Hello and welcome to ‘Season 2’ of mad music mondays. In the first season, I explored the creative process that led to the release of my single, you should know. To go through that journey, I’d advise starting at episode 1.
In this season of mad music mondays, I’m doing a throwback. To my university days, and the music I wrote during my composition degree. One of my composition teachers once told me never to change what I wrote then; let it be who you were at the time. Therefore, in this season, I will be looking back at who I was, and see if there are any parts of me that I would rather like back. You can find last week’s episode here.
This week’s episode is on the electro-acoustic piece, ‘The Heavens Declare’. It’s based on this verse.
‘The heavens declare the glory of God, the skies proclaim the work of his hands.’Psalm 19:1
One of my favourite subjects in my degree was Electro-Acoustic Music. In our first lesson, our teacher took us on a walk around the university, with a top of the range recorder, to hear all the sounds in our environment.
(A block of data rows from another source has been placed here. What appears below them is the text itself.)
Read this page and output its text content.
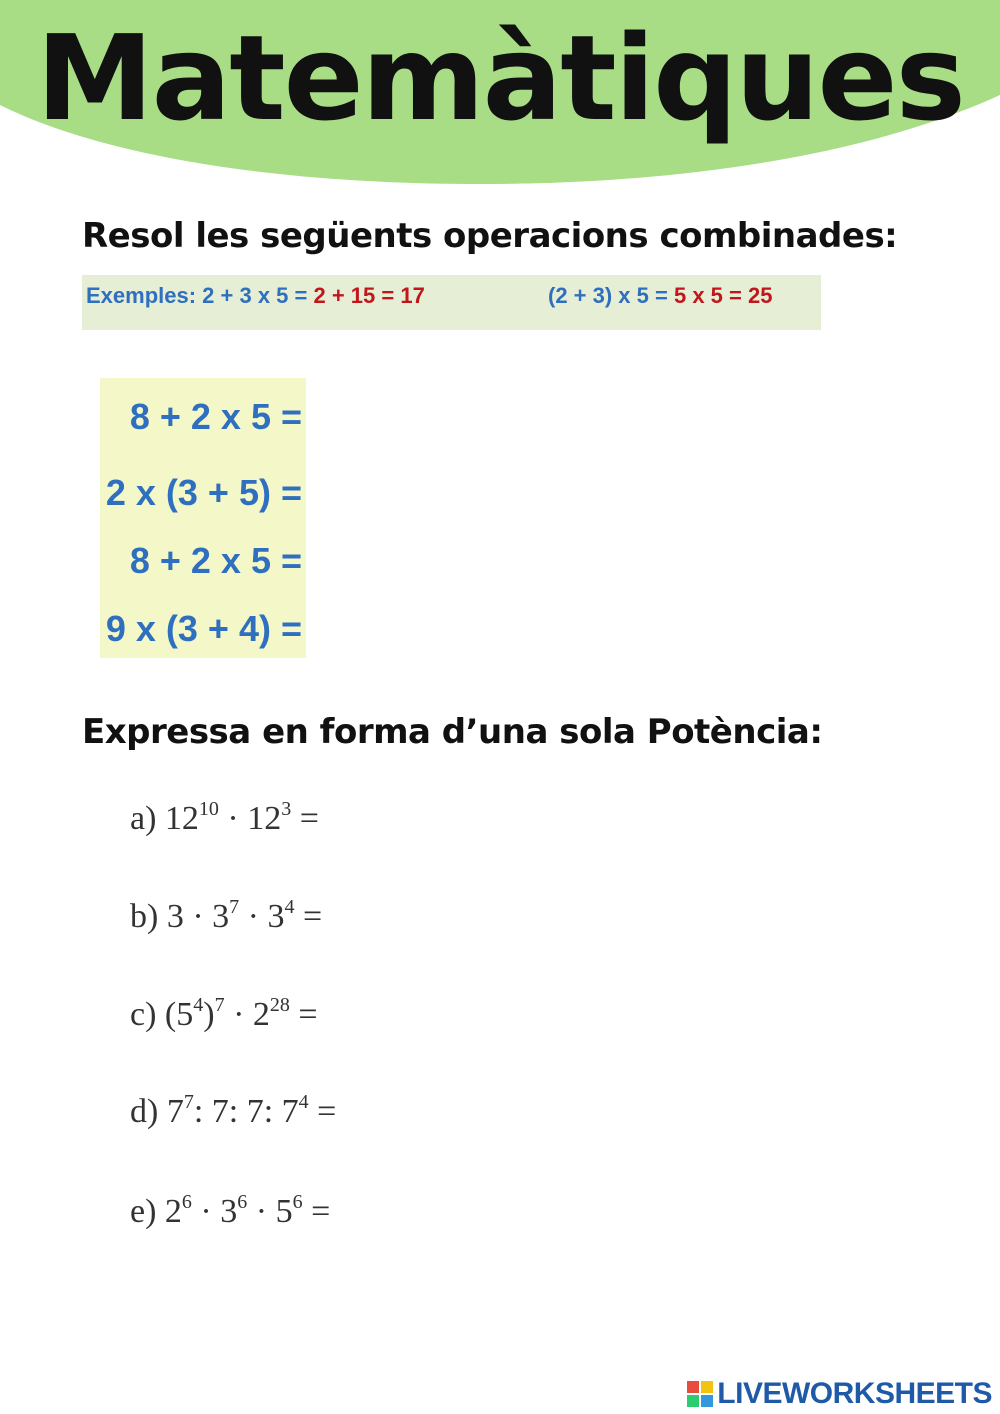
Matemàtiques
Resol les següents operacions combinades:
Exemples: 2 + 3 x 5 = 2 + 15 = 17	(2 + 3) x 5 = 5 x 5 = 25
8 + 2 x 5 =
2 x (3 + 5) =
8 + 2 x 5 =
9 x (3 + 4) =
Expressa en forma d’una sola Potència:
a) $12^{10} \cdot 12^3$ =
b) $3 \cdot 3^7 \cdot 3^4$ =
c) $(5^4)^7 \cdot 2^{28}$ =
d) $7^7$: 7: 7: $7^4$ =
e) $2^6 \cdot 3^6 \cdot 5^6$ =
LIVEWORKSHEETS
I loved it. I loved the manipulation of sound, and I still do. It forms the basis of most of the work I do for my arts collective, the (In)Equal Temperament Project.
This particular project was different from other electro-acoustic pieces, because it required that I use a disklavier. A disklavier is a type of piano that can be programmed to play itself. It is still an ‘acoustic’ piano (a Yamaha grand, in fact), but you can get music that couldn’t be played by a human. Melodies happening concurrently that a human couldn’t manage at the same time.
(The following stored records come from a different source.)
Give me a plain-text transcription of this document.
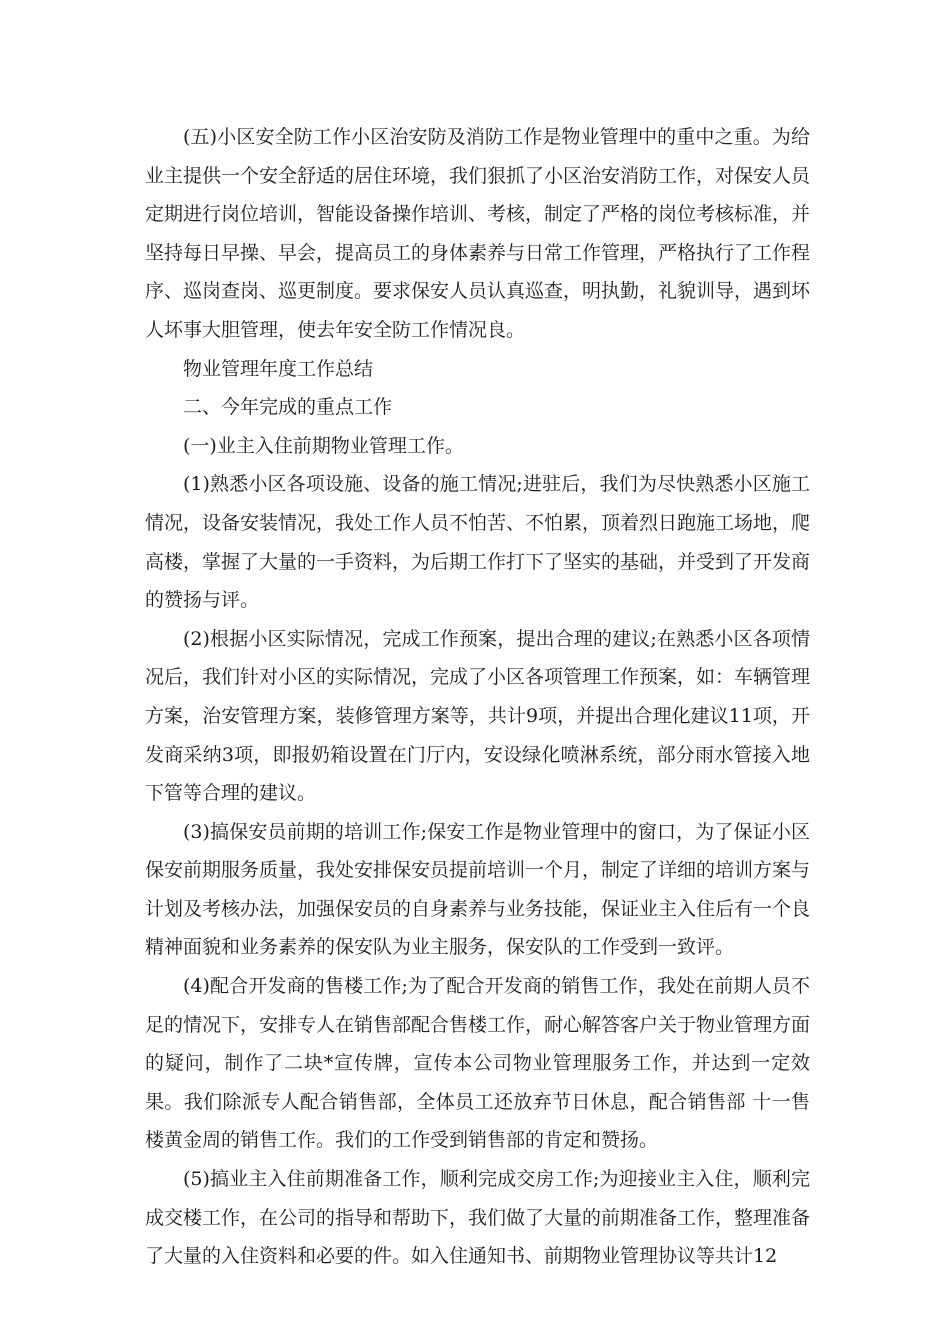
(五)小区安全防工作小区治安防及消防工作是物业管理中的重中之重。为给业主提供一个安全舒适的居住环境，我们狠抓了小区治安消防工作，对保安人员定期进行岗位培训，智能设备操作培训、考核，制定了严格的岗位考核标准，并坚持每日早操、早会，提高员工的身体素养与日常工作管理，严格执行了工作程序、巡岗查岗、巡更制度。要求保安人员认真巡查，明执勤，礼貌训导，遇到坏人坏事大胆管理，使去年安全防工作情况良。

物业管理年度工作总结

二、今年完成的重点工作

(一)业主入住前期物业管理工作。

(1)熟悉小区各项设施、设备的施工情况;进驻后，我们为尽快熟悉小区施工情况，设备安装情况，我处工作人员不怕苦、不怕累，顶着烈日跑施工场地，爬高楼，掌握了大量的一手资料，为后期工作打下了坚实的基础，并受到了开发商的赞扬与评。

(2)根据小区实际情况，完成工作预案，提出合理的建议;在熟悉小区各项情况后，我们针对小区的实际情况，完成了小区各项管理工作预案，如：车辆管理方案，治安管理方案，装修管理方案等，共计9项，并提出合理化建议11项，开发商采纳3项，即报奶箱设置在门厅内，安设绿化喷淋系统，部分雨水管接入地下管等合理的建议。

(3)搞保安员前期的培训工作;保安工作是物业管理中的窗口，为了保证小区保安前期服务质量，我处安排保安员提前培训一个月，制定了详细的培训方案与计划及考核办法，加强保安员的自身素养与业务技能，保证业主入住后有一个良精神面貌和业务素养的保安队为业主服务，保安队的工作受到一致评。

(4)配合开发商的售楼工作;为了配合开发商的销售工作，我处在前期人员不足的情况下，安排专人在销售部配合售楼工作，耐心解答客户关于物业管理方面的疑问，制作了二块*宣传牌，宣传本公司物业管理服务工作，并达到一定效果。我们除派专人配合销售部，全体员工还放弃节日休息，配合销售部 十一售楼黄金周的销售工作。我们的工作受到销售部的肯定和赞扬。

(5)搞业主入住前期准备工作，顺利完成交房工作;为迎接业主入住，顺利完成交楼工作，在公司的指导和帮助下，我们做了大量的前期准备工作，整理准备了大量的入住资料和必要的件。如入住通知书、前期物业管理协议等共计12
Looking back on this, it’s a rather different learning from previous weeks. Because if I was given this project again, I would handle it very differently. I understand so much more about the interaction of sound now than I did then. Namely the kind of overtones you would be able to achieve that could never be achieved without that technology.
What I’m reminded is that I have learned, grown and become a better musician. And that from almost the very beginning of my composition journey, I have made music using technology. Perhaps we don’t change as much as we think we do.